– Mes petits, mes petits garçons. Il a osé vous faire du mal, ce porc ignoble!
Le policier dit:
– Qu'est-ce qu'il va me faire? Dites-lui, j'ai des enfants… Je ne savais pas… C'est votre père, ou quoi?
Nous disons:
– C'est notre oncle.
– Vous auriez dû me le dire. Je ne pouvais pas savoir. Je vous demande pardon. Qu'est-ce que je peux faire pour…
Nous disons:
– Priez Dieu.
L'ordonnance arrive avec d'autres soldats. On nous pose sur des civières et on nous porte dans l'ambulance. L'officier s'assied à côté de nous. Le policier, encadré par plusieurs soldats, est emmené dans la Jeep conduite par l'ordonnance.
A la base militaire, un médecin nous examine tout de suite dans une grande salle blanche. Il désinfecte nos plaies, il nous fait des piqûres contre les douleurs et contre le tétanos. Il nous fait aussi des radiographies. Nous n'avons rien de cassé, sauf quelques dents, mais il s'agit de dents de lait.

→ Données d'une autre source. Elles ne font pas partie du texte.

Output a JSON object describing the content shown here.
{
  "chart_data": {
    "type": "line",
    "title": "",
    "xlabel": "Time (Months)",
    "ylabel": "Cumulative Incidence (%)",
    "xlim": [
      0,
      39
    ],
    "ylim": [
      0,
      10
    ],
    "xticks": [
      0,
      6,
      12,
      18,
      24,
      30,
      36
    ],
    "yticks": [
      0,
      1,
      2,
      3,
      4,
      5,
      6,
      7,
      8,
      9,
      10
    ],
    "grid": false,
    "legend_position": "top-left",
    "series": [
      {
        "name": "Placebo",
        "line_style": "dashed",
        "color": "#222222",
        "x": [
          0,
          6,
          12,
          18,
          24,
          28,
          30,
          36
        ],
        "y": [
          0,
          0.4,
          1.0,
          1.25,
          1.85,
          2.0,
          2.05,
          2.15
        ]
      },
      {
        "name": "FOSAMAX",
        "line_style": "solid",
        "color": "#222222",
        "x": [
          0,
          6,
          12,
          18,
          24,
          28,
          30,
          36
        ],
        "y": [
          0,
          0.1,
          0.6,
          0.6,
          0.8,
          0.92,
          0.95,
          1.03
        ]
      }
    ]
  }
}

L'ordonnance nous ramène chez Grand-Mère. Il nous couche dans le grand lit de l'officier et s'installe sur une couverture à côté du lit. Le matin, il va chercher Grand-Mère qui nous apporte du lait chaud au lit. Quand l'ordonnance est parti, Grand-Mère nous demande:
– Vous avez avoué?
– Non, Grand-Mère. Nous n'avions rien à avouer.
– C'est ce que je pensais. Et le policier, qu'est-ce qu'il est devenu?

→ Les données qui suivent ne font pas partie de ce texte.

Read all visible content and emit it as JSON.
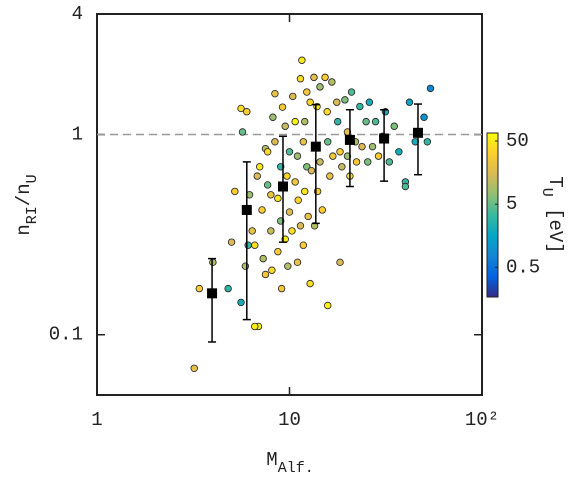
{
  "chart_data": {
    "type": "scatter",
    "xscale": "log",
    "yscale": "log",
    "xlim": [
      1,
      100
    ],
    "ylim": [
      0.05,
      4
    ],
    "xticks": [
      1,
      10,
      {
        "value": 100,
        "label": "10²"
      }
    ],
    "yticks": [
      0.1,
      1,
      4
    ],
    "xlabel": [
      {
        "text": "M"
      },
      {
        "text": "Alf.",
        "sub": true
      }
    ],
    "ylabel": [
      {
        "text": "n"
      },
      {
        "text": "RI",
        "sub": true
      },
      {
        "text": "/n"
      },
      {
        "text": "U",
        "sub": true
      }
    ],
    "clabel": [
      {
        "text": "T"
      },
      {
        "text": "U",
        "sub": true
      },
      {
        "text": " [eV]"
      }
    ],
    "hline": 1,
    "clim": [
      0.17,
      67
    ],
    "cscale": "log",
    "cticks": [
      0.5,
      5,
      50
    ],
    "colormap": [
      "#352a87",
      "#0363e1",
      "#1485d4",
      "#06a7c6",
      "#38b99e",
      "#92bf73",
      "#d9ba56",
      "#fcce2e",
      "#f9fb0e"
    ],
    "x": [
      3.2,
      3.4,
      4.0,
      5.0,
      4.8,
      5.2,
      5.6,
      5.6,
      6,
      5.7,
      6.2,
      6.4,
      6.6,
      6.9,
      6.6,
      6.8,
      7,
      7.2,
      7.3,
      7.5,
      7.5,
      7.7,
      7.7,
      8,
      8,
      8.1,
      8.2,
      8.4,
      8.4,
      8.7,
      8.7,
      9,
      9,
      9.1,
      9.2,
      9.5,
      9.5,
      9.7,
      9.8,
      10,
      10,
      10.3,
      10.4,
      10.7,
      10.7,
      11,
      11,
      11.1,
      11.4,
      11.4,
      11.6,
      11.8,
      11.8,
      12,
      12,
      12.3,
      12.3,
      12.5,
      12.8,
      12.8,
      13,
      13.4,
      13.5,
      13.9,
      14,
      14.4,
      14.4,
      14.8,
      15.3,
      15.7,
      15.8,
      15.8,
      16.2,
      16.6,
      16.8,
      17.6,
      17.8,
      18.3,
      18.3,
      18.7,
      19.4,
      20,
      20,
      20.6,
      21,
      22,
      22.3,
      23.2,
      23.8,
      25,
      25.5,
      26,
      27,
      28,
      29,
      30.5,
      31.5,
      33,
      35,
      37,
      40,
      40,
      42,
      45,
      50,
      54,
      52,
      6.1,
      5.9
    ],
    "y": [
      0.068,
      0.17,
      0.23,
      0.29,
      0.17,
      0.52,
      0.145,
      1.35,
      1.3,
      1.03,
      0.5,
      0.33,
      0.28,
      0.11,
      0.11,
      0.62,
      0.69,
      0.42,
      0.24,
      0.2,
      0.85,
      0.82,
      0.56,
      0.5,
      0.33,
      0.21,
      1.22,
      0.92,
      1.6,
      0.48,
      0.26,
      0.37,
      0.69,
      0.17,
      1.37,
      0.3,
      1.1,
      0.62,
      0.22,
      0.41,
      0.82,
      0.33,
      1.55,
      0.58,
      1.16,
      0.23,
      0.78,
      0.47,
      1.9,
      0.35,
      2.35,
      0.92,
      0.28,
      1.16,
      0.52,
      1.63,
      0.69,
      0.39,
      1.45,
      0.18,
      0.66,
      1.93,
      0.35,
      1.38,
      0.52,
      1.73,
      0.73,
      0.42,
      1.93,
      1.3,
      0.92,
      0.14,
      0.62,
      1.83,
      0.78,
      1.45,
      1.16,
      0.23,
      0.82,
      0.69,
      1.49,
      1.03,
      0.78,
      0.62,
      1.63,
      0.92,
      0.73,
      1.38,
      0.87,
      1.16,
      0.73,
      1.45,
      0.87,
      1.16,
      0.78,
      0.98,
      1.3,
      0.73,
      1.1,
      0.82,
      0.58,
      0.55,
      1.45,
      0.92,
      1.22,
      1.7,
      0.92,
      0.28,
      0.22
    ],
    "c": [
      20,
      30,
      10,
      15,
      3,
      30,
      2,
      40,
      30,
      5,
      8,
      20,
      40,
      60,
      50,
      15,
      50,
      30,
      10,
      25,
      10,
      40,
      5,
      20,
      12,
      40,
      8,
      15,
      20,
      45,
      30,
      6,
      3,
      25,
      30,
      50,
      12,
      35,
      10,
      18,
      4,
      40,
      15,
      25,
      60,
      20,
      8,
      35,
      40,
      15,
      50,
      20,
      30,
      10,
      45,
      25,
      6,
      20,
      35,
      40,
      15,
      18,
      10,
      50,
      28,
      8,
      12,
      30,
      30,
      40,
      5,
      55,
      20,
      10,
      25,
      15,
      3,
      15,
      30,
      12,
      6,
      20,
      8,
      40,
      4,
      10,
      25,
      3,
      15,
      5,
      6,
      2,
      8,
      4,
      30,
      3,
      2,
      4,
      6,
      2,
      3,
      4,
      1.5,
      2,
      1,
      0.8,
      3,
      3,
      10
    ],
    "medians": {
      "color": "#000000",
      "x": [
        3.96,
        6.0,
        9.25,
        13.7,
        20.6,
        31,
        46.5
      ],
      "values": [
        0.161,
        0.42,
        0.55,
        0.87,
        0.94,
        0.955,
        1.02
      ],
      "lower": [
        0.092,
        0.119,
        0.29,
        0.36,
        0.55,
        0.585,
        0.63
      ],
      "upper": [
        0.24,
        0.73,
        0.98,
        1.41,
        1.33,
        1.33,
        1.42
      ]
    }
  }
}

– Nous ne savons pas. Mais il ne reviendra certainement plus jamais.
Grand-Mère ricane:
– Déporté ou fusillé, hein? Le cochon! On va fêter ça. Je vais réchauffer le poulet d'hier. Je n'en ai pas mangé, moi non plus.
A midi nous nous levons, nous allons manger à la cuisine.
Pendant le repas, Grand-Mère dit:
– Je me demande pourquoi vous avez voulu la tuer? Vous aviez vos raisons, je suppose.
Le vieux monsieur
Juste après le repas du soir, un vieux monsieur arrive avec une fille plus grande que nous.
Grand-Mère lui demande:
– Qu'est-ce que vous voulez?
Le vieux monsieur prononce un nom, et Grand-Mère nous dit:
– Sortez. Allez faire un tour dans le jardin.
Nous sortons. Nous contournons la maison et nous nous asseyons sous la fenêtre de la cuisine. Nous écoutons. Le vieux monsieur dit:
– Ayez pitié.
Grand-Mère répond:
– Comment pouvez-vous me demander une chose pareille?
Le vieux monsieur dit:
– Vous connaissiez ses parents. Ils me l'ont confiée avant d'être déportés. Ils m'avaient donné votre adresse pour le cas où elle ne serait plus en sécurité chez moi.
Grand-Mère demande:
– Vous savez ce que je risque?
– Oui, je le sais. Mais il y va de sa vie.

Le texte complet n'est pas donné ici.